In drawing rooms across the country frazzled Begums complained that all this fasting, combined with the heat, made their cooks so horribly bad-tempered. Of course, one felt guilty asking them to stand over a stove and cook under these circumstances. Masood, however, loved it. He liked nothing so much as to shoo us out of the kitchen with the warning, ‘If you smell my food you will be so overcome with temptation that you’ll break your fast on the spot. Leave, leave, before you make me into an instrument of Shaitan and I send you to hell.’ The only person he allowed in was Mariam Apa, who would chop and stir and watch, as she never did during any other time of the year.
And oh! the meals that resulted. We started with the requisite date, of course, to symbolize fidelity to the first Muslims in the deserts of Arabia, but then … on to gluttony! Curly shaped jalaibees, hot and gooey, that trickled thick sweet syrup down your chin when you bit into them; diced potatoes drowned in yogurt, sprinkled in spices; triangles of fried sarnosas, the smaller ones filled with mince-meat, the larger ones filled with potatoes and green chillies; shami kebabs with sweet-sour imli sauce; spinach leaves fried in chick-pea batter; nihari with large gobs of marrow floating in the thick gravy, and meat so tender it dissolved instantly in your mouth; lassi that quenched a day-long thirst as nothing else did and left us wondering why we ever drank Coke when a combination of milk, yogurt and sugar could be this satisfying; an assortment of sweetmeats — gulab jamoons, ladoos, burfi.

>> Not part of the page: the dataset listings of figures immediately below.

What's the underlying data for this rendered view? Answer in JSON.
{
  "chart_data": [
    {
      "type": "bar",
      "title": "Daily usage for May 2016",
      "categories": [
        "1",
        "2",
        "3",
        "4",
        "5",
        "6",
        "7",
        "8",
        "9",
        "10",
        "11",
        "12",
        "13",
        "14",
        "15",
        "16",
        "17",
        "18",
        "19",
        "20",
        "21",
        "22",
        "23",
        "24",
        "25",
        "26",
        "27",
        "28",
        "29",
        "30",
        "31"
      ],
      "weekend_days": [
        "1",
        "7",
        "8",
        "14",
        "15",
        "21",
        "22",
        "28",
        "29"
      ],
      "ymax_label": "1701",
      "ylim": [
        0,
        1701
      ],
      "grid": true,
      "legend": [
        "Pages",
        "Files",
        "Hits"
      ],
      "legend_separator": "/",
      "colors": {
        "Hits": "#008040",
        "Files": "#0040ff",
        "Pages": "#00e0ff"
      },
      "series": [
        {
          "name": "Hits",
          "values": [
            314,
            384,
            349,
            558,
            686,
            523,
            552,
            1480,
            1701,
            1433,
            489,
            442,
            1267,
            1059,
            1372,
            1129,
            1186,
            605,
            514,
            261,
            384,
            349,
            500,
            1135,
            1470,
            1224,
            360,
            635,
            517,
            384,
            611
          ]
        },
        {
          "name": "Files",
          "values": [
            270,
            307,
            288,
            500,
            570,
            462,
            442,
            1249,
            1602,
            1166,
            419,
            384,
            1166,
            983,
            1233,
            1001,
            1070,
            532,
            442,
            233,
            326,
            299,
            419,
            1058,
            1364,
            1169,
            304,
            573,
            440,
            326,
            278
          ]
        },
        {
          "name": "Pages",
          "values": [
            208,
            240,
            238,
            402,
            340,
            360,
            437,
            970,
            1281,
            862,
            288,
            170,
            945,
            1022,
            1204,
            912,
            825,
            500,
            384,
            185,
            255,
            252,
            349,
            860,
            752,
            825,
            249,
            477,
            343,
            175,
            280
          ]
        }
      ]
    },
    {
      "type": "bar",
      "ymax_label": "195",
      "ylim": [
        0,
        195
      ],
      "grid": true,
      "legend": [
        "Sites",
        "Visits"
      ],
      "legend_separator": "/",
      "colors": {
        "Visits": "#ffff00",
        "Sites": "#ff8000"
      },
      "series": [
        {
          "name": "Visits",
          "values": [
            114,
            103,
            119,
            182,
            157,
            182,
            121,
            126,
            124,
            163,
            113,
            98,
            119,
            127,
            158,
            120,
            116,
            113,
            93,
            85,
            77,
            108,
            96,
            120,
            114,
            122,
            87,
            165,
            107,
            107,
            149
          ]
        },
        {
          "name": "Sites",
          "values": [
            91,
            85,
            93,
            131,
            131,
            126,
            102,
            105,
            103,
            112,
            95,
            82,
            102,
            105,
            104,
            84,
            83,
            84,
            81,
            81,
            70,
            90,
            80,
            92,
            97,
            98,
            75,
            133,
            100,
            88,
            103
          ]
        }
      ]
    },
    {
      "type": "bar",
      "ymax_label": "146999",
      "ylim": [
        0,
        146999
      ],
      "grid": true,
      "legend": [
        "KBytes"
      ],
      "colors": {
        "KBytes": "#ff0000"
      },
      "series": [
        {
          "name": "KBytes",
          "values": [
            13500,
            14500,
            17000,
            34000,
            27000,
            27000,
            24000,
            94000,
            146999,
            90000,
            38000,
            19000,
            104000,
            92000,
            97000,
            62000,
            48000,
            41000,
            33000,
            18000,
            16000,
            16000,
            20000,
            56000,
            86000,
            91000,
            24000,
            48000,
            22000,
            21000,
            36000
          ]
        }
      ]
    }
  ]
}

There were always at least ten people gathered at our house by sunset for Iftari and, at some point, someone would look up from his or her third helping and say, ‘Mariam, have you finished eating? That’s an insult to the food. It’s divine!’ And Mariam Apa, who always ate just enough to show she appreciated the food, would make a gesture as though plucking the words from the air and swallowing them, to indicate, ‘I am eating your praise.’ Then she would look across at Masood, who had walked in with hot naans to go with the nihari, and smile her smile of congratulations. Masood would incline his head in a gesture that was not so much a salaam of deference as an acceptance of well-deserved praise.

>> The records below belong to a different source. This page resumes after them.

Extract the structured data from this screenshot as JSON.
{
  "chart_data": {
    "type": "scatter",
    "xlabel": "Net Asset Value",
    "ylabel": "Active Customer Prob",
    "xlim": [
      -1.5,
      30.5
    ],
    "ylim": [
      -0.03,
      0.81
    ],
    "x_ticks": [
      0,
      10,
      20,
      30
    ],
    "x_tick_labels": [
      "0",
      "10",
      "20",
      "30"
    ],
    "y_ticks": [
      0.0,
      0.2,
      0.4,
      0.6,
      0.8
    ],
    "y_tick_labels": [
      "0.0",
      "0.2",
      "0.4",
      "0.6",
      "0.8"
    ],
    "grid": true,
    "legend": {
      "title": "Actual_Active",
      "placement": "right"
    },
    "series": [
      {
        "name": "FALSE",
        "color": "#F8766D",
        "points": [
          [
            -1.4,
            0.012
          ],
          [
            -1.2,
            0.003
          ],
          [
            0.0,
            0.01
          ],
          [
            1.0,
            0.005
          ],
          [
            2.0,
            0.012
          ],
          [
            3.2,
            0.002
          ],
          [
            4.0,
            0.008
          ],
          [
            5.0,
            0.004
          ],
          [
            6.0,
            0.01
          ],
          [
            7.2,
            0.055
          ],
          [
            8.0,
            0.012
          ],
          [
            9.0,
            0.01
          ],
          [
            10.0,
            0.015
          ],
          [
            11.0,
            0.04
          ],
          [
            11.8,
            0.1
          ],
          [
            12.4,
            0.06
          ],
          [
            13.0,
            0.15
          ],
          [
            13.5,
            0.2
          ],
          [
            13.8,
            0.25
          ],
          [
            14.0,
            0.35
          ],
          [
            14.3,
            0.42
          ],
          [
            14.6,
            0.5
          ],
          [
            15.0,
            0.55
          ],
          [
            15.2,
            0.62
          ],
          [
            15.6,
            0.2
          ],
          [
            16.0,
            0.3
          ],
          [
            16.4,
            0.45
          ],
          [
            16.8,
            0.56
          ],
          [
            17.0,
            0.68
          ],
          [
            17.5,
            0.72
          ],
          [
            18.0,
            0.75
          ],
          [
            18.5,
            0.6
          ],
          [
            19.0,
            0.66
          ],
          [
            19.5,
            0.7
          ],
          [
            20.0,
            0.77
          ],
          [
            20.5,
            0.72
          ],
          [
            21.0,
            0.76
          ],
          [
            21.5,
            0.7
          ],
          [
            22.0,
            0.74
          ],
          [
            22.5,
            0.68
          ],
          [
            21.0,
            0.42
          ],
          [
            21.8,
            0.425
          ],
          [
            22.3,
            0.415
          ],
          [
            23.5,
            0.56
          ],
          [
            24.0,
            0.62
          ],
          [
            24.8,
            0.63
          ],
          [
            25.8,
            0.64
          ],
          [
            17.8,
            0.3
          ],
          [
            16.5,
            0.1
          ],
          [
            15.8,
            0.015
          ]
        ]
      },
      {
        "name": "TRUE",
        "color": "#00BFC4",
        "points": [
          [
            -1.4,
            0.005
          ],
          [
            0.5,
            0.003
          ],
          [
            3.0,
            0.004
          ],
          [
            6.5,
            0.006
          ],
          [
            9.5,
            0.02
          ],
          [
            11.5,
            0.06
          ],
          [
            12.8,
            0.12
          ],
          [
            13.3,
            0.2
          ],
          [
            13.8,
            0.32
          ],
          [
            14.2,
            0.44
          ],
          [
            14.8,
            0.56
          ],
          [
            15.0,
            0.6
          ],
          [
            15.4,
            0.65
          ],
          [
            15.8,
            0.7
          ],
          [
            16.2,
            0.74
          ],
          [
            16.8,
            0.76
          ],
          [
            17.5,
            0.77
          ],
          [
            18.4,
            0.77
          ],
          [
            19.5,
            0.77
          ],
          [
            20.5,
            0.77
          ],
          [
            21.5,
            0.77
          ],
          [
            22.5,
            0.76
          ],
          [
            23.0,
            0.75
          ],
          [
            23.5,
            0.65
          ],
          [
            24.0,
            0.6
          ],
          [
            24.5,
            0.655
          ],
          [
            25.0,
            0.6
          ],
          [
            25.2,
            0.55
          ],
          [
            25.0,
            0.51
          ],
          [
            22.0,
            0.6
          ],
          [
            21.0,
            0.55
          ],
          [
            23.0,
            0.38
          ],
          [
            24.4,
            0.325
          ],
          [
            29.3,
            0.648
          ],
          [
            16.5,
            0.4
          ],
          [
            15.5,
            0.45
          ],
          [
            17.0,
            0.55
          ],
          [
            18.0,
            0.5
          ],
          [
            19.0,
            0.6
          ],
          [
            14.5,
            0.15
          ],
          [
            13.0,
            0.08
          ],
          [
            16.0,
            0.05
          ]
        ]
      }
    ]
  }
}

(When I start to talk about Masood’s cooking to people who’ve never tasted it, I’m often greeted with looks of scepticism. All I’ll say is this: the Dard-e-Dil relatives of Dadi’s generation swear the finest meals they’ve eaten have all come from Masood’s kitchen. Such a compliment is not to be slighted when it comes from people who’ve eaten food from the fabled kitchens of the Dard-e-Dil palace where legions of cooks plied their trade, each one specializing in a different kind of food. So, for instance, there was one cook for the rice dishes and one for the parathas, one for the sweetmeats and one for the kebabs.)